PRESIDENTE DO CONSELHO REAL CONSULTIVO
 DOS NEGÓCIOS SARIANOS (CORCAS)

Ao

SR. ANTONIO GUTERRES
ELEVADO COMISSÁRIO DO HCR

Objecto: Esclarecimento sobre o destino da ajuda alimentar destinada aos retidos saraouis nos campos de Tindouf

A nossa atenção foi atraída pela campanha efectuada pelo  Polisario e certos meios de comunicação argelinos sobre a situação humanitária nos campos dos retidos de Tindouf.

O Senhor, tenho o prazer de dirigir-me a vossa senhoria para levar ao seu conhecimento os seguintes esclarecimentos: O alarme desencadeado pelo frente do Polisario sobre a situação humanitária nos campos dos retidos de Tindouf, na Argélia, através do supostamente "crescente vermelho saaraoui (CRS)", que não é outra coisa que um instrumento do aparelho de propaganda do Polisario, bem como por certos meios de comunicação social argelinos, que constituem uma pura alegação enganosa para continuar a beneficiar mais de ajuda internacional sendo  que um punhado de líderes polisariens que aproveita.

O Polisario declarou nesta perspectiva que os campos dos retidos de Tindouf são ameaçados de "fome iminente", devido "à ruptura das existências de produtos alimentares", citado para apoiar a sua tese propagandista um suposto estudo nutritivo que tivesse avisado "de uma situação dramática nos campos".

Este estudo pretendeu que 66% das mulheres, cuja idade varia entre 15 e  45 anos, e 62% das crianças com menos de 5 anos são anémicos, e que o número de casos de desnutrição nas crianças é de 35%.

Números de observadores interrogam-se sobre os objectivos não anunciados desta campanha de propaganda relativa a esta "situação crítica dos campos", como foi anunciada pelos meios de comunicação social argelinos e o SOS lançado repetidamente pelo "CRS".

Desde mais de 30 anos, o Polisario utiliza ainda os habitantes dos campos de Tindouf, como moeda de troca e fundo de comércio inesgotàvel para reunir estas ajudas que são constantemente desviadas por certos líderes do Polisario e escoadas seguidamente em diferentes mercados.

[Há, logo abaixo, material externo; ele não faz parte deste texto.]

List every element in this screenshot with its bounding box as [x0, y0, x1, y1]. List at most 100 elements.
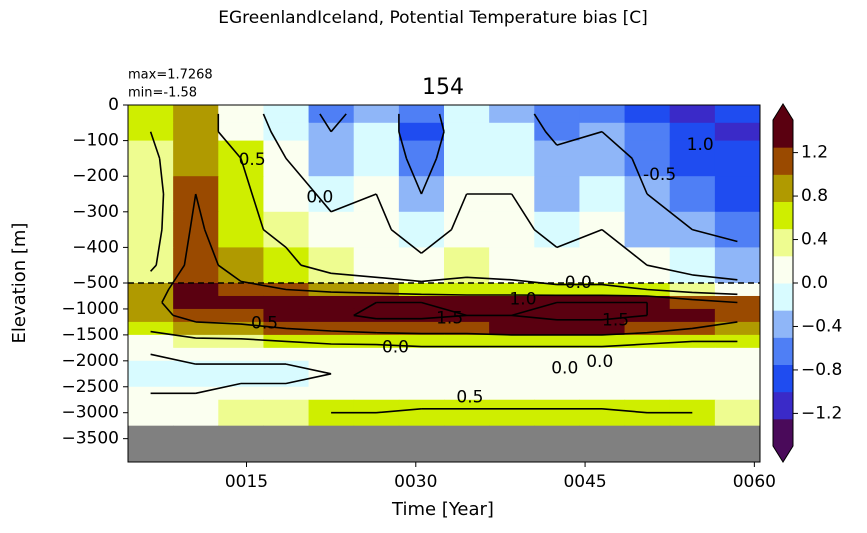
cell	[714, 399, 761, 427]
contour-line	[319, 113, 738, 243]
cell	[308, 211, 355, 248]
cell	[398, 360, 445, 388]
colorbar-band	[773, 174, 793, 202]
cell	[353, 122, 400, 142]
cell	[218, 122, 264, 142]
cell	[308, 105, 355, 124]
contour-label: 1.5	[602, 310, 629, 330]
cell	[624, 347, 671, 362]
cell	[534, 321, 580, 336]
mask-cell	[308, 425, 355, 463]
cell	[489, 321, 535, 336]
cell	[263, 295, 310, 310]
cell	[308, 334, 355, 349]
y-tick-label: −1000	[61, 299, 119, 319]
cell	[579, 247, 626, 284]
cell	[218, 386, 264, 401]
cell	[173, 283, 219, 297]
cell	[489, 360, 535, 388]
contour-line	[353, 301, 648, 321]
colorbar-tick-label: −0.4	[801, 316, 842, 336]
cell	[128, 360, 174, 388]
cell	[534, 283, 580, 297]
cell	[489, 283, 535, 297]
cell	[128, 105, 174, 124]
cell	[398, 321, 445, 336]
cell	[173, 105, 219, 124]
cell	[714, 321, 761, 336]
colorbar-band	[773, 310, 793, 338]
cell	[489, 105, 535, 124]
cell	[308, 122, 355, 142]
cell	[398, 347, 445, 362]
contour-label: 0.5	[239, 150, 266, 170]
cell	[489, 334, 535, 349]
annotation: max=1.7268	[128, 68, 213, 83]
colorbar-band	[773, 120, 793, 148]
cell	[669, 176, 716, 213]
cell	[308, 283, 355, 297]
cell	[444, 105, 490, 124]
colorbar-band	[773, 255, 793, 284]
cell	[308, 321, 355, 336]
y-tick-label: −3500	[61, 429, 119, 449]
cell	[263, 176, 310, 213]
cell	[173, 140, 219, 177]
cell	[353, 360, 400, 388]
mask-cell	[534, 425, 580, 463]
contour-label: 1.0	[509, 289, 536, 309]
cell	[398, 283, 445, 297]
colorbar-band	[773, 391, 793, 420]
y-tick-label: −2500	[61, 377, 119, 397]
contour-label: 0.5	[456, 387, 483, 407]
cell	[444, 399, 490, 427]
cell	[353, 386, 400, 401]
suptitle: EGreenlandIceland, Potential Temperature…	[218, 8, 648, 28]
cell	[579, 176, 626, 213]
contour-label: 0.0	[382, 337, 409, 357]
cell	[218, 283, 264, 297]
cell	[579, 321, 626, 336]
mask-cell	[173, 425, 219, 463]
cell	[714, 334, 761, 349]
colorbar-tick-label: 0.8	[801, 186, 828, 206]
cell	[579, 334, 626, 349]
cell	[218, 211, 264, 248]
mask-cell	[398, 425, 445, 463]
cell	[128, 140, 174, 177]
cell	[308, 360, 355, 388]
cell	[579, 399, 626, 427]
contour-label: 0.0	[306, 188, 333, 208]
cell	[579, 140, 626, 177]
mask-cell	[714, 425, 761, 463]
cell	[353, 347, 400, 362]
cell	[669, 308, 716, 323]
y-tick-label: −1500	[61, 325, 119, 345]
cell	[128, 334, 174, 349]
cell	[579, 105, 626, 124]
cell	[444, 283, 490, 297]
cell	[444, 321, 490, 336]
cell	[263, 399, 310, 427]
x-tick-label: 0045	[563, 472, 606, 492]
cell	[218, 105, 264, 124]
cell	[669, 105, 716, 124]
cell	[444, 347, 490, 362]
cell	[173, 295, 219, 310]
cell	[579, 347, 626, 362]
mask-cell	[444, 425, 490, 463]
contour-label: 0.5	[251, 313, 278, 333]
cell	[714, 308, 761, 323]
cell	[444, 122, 490, 142]
colorbar-band	[773, 337, 793, 365]
contour-line	[150, 113, 738, 395]
y-axis-label: Elevation [m]	[9, 223, 30, 344]
cell	[714, 176, 761, 213]
cell	[444, 140, 490, 177]
cell	[218, 334, 264, 349]
cell	[624, 211, 671, 248]
colorbar-tick-label: −0.8	[801, 360, 842, 380]
y-tick-label: −300	[72, 202, 119, 222]
cell	[714, 360, 761, 388]
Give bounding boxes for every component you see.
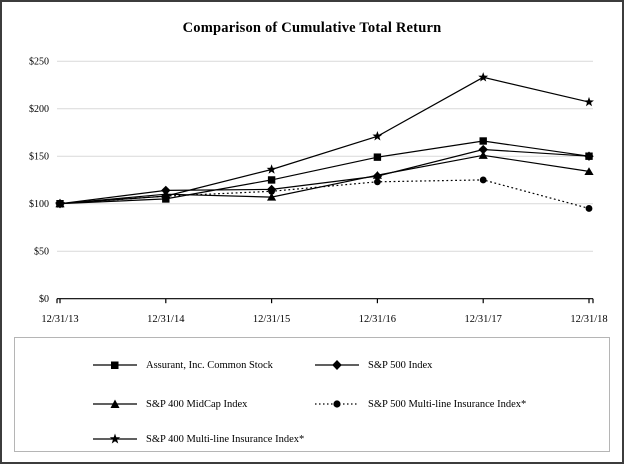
triangle-marker-icon (93, 399, 137, 408)
square-marker-icon (93, 361, 137, 369)
y-axis-labels: $0 $50 $100 $150 $200 $250 (29, 57, 49, 306)
chart-legend: Assurant, Inc. Common Stock S&P 500 Inde… (14, 337, 610, 452)
x-tick-label: 12/31/17 (465, 314, 502, 325)
legend-label: S&P 500 Index (368, 359, 433, 371)
y-tick-label: $0 (39, 294, 49, 305)
x-tick-label: 12/31/13 (41, 314, 78, 325)
legend-item-sp400-midcap: S&P 400 MidCap Index (93, 397, 247, 411)
y-tick-label: $200 (29, 104, 49, 115)
legend-label: S&P 400 MidCap Index (146, 398, 248, 410)
x-tick-label: 12/31/18 (570, 314, 607, 325)
x-tick-label: 12/31/14 (147, 314, 185, 325)
series-diamond (55, 144, 594, 209)
y-tick-label: $50 (34, 247, 49, 258)
legend-label: S&P 500 Multi-line Insurance Index* (368, 398, 527, 410)
x-axis-labels: 12/31/13 12/31/14 12/31/15 12/31/16 12/31/17… (41, 314, 607, 325)
y-tick-label: $150 (29, 152, 49, 163)
legend-item-sp500-multiline: S&P 500 Multi-line Insurance Index* (315, 397, 526, 411)
chart-title: Comparison of Cumulative Total Return (182, 20, 442, 36)
legend-item-sp500: S&P 500 Index (315, 358, 432, 372)
legend-label: Assurant, Inc. Common Stock (146, 359, 273, 371)
x-tick-label: 12/31/15 (253, 314, 290, 325)
gridlines (57, 60, 593, 252)
x-tick-label: 12/31/16 (359, 314, 396, 325)
legend-item-assurant: Assurant, Inc. Common Stock (93, 358, 273, 372)
star-marker-icon (93, 433, 137, 444)
x-axis (56, 298, 594, 304)
series-triangle (55, 151, 594, 208)
legend-item-sp400-multiline: S&P 400 Multi-line Insurance Index* (93, 432, 304, 446)
dotted-circle-marker-icon (315, 400, 359, 408)
legend-label: S&P 400 Multi-line Insurance Index* (146, 433, 305, 445)
y-tick-label: $250 (29, 57, 49, 68)
series-star (55, 72, 594, 208)
y-tick-label: $100 (29, 199, 49, 210)
diamond-marker-icon (315, 360, 359, 370)
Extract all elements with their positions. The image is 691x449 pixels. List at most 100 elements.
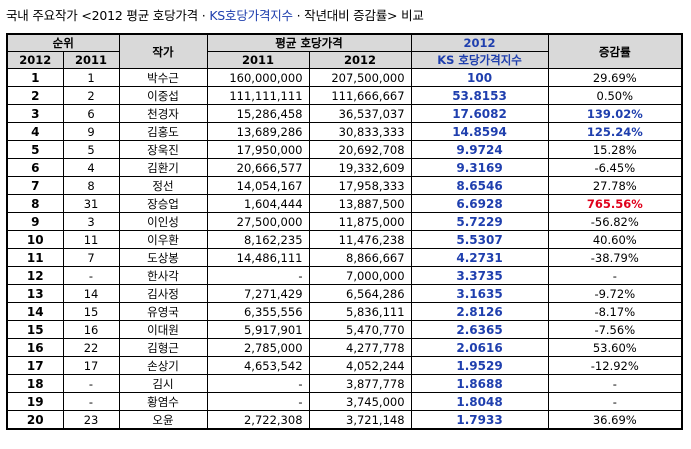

 Este punhado de líderes não quer soltar a tomada e continua a enriquecer-se em detrimento dos retidos de Tindouf que sofrem de todos tipos de maltratos e de divisões familiares. Faz-se viver uma administração esclerosa e mantem-se uma entidade não democrática. Por tais actos, o Polisario procura induzir em erro a comunidade internacional, enquanto que todo mundo é bem consciente das manobras.

Realmente, a ajuda internacional não diminuiu, mas são os líderes do Polisario que transformaram os campos de Tindouf em grande loja ao seu lucro onde comercializam todos tipos de mercadorias recebidas gratuitamente das instâncias humanitárias internacionais, as quais deveriam ser destinadas em princípio aos retidos dos campos de Tindouf. Mas não é nada feito.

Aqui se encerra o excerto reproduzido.